KANSAS CITY, Mo. — Six people, including four from the Kansas City area, have been indicted for an alleged $240,000 COVID-19 pandemic fraud conspiracy.
One woman is also now facing her second conspiracy accusation.
A federal grand jury indicted 54-year-old Renetta Golden-Larimore, 31-year-old Tajona Manning and 24-year-old Tashawn Mayfield, all of Kansas City, and 25-year-old Camonte Henderson, of Raytown.
Quinniece Smith, of Dallas, Texas, and Dannisha Taylor of New Orleans, Louisiana, were also charged.
The grand jury returned the indictment Oct. 18, and it was unsealed and released Tuesday.
The indictment alleges all six participated in a conspiracy to submit fraudulent applications for Paycheck Protection Program loans.

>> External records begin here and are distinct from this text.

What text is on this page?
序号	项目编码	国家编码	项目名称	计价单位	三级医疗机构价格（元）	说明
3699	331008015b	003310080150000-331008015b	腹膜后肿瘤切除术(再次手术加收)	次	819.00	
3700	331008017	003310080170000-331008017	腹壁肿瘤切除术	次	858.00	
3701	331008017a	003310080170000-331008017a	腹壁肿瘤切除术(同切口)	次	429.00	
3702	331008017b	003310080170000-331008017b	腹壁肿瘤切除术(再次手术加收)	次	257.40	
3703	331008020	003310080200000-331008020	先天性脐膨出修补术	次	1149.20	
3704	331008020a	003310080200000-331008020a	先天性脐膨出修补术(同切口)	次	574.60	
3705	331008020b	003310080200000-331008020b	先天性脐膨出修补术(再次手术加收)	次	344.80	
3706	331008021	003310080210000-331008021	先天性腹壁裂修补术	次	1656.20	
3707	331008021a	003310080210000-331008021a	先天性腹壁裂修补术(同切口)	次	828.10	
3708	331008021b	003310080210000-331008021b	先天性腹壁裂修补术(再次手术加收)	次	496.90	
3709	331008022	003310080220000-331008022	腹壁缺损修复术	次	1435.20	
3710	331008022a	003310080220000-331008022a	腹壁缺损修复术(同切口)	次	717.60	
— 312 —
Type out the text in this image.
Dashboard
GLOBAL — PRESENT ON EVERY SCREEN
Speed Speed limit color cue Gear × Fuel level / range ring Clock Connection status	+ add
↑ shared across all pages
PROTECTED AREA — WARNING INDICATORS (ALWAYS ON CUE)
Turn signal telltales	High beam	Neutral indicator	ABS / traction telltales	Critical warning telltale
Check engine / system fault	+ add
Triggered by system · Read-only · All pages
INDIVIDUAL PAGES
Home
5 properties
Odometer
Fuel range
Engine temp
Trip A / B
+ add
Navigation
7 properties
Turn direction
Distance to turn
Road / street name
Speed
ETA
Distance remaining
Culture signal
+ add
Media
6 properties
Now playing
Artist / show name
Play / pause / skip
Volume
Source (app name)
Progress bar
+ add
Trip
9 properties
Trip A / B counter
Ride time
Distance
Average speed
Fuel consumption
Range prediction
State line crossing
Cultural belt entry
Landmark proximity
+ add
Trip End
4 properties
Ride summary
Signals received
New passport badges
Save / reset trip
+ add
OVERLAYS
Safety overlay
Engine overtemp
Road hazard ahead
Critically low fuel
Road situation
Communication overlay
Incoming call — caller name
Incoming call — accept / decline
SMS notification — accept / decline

The alleged scheme resulted in over $240,000 in fraudulent loans. Some were forgiven even though the funds weren’t used for what was specified in the application.
Court records say Golden-Larimore prepared and filed the false applications for the others. Prosecutors said she received payments between $2,000-$7,000 from the others.
The indictment also says Golden-Larimore created fake IRS forms for nonexistent businesses and inflated income for some existing businesses.
Manning, Mayfield, Henderson, Smith and Taylor each received a PPP loan of over $20,000.
In addition to conspiracy charges, Manning, Mayfield, Henderson and Taylor have also been charged with wire fraud. Smith is facing two counts of wire fraud.
If convicted, Golden-Larimore would be required to forfeit over $75,000 to the government, and the others would be required to return their PPP loan amounts as well.
Golden-Larimore is already facing charges in another April indictment for a similar conspiracy that resulted in nearly $250,000 in fraudulent PPP loans.
In that case, Golden-Larimore has already been charged with 12 counts of wire fraud in addition to conspiracy.
Earlier this year, federal prosecutors also announced an Olathe woman was charged in a separate but similar case. Theresa Griswold pleaded guilty to wire fraud after obtaining a fraudulent PPP loan worth $20,832.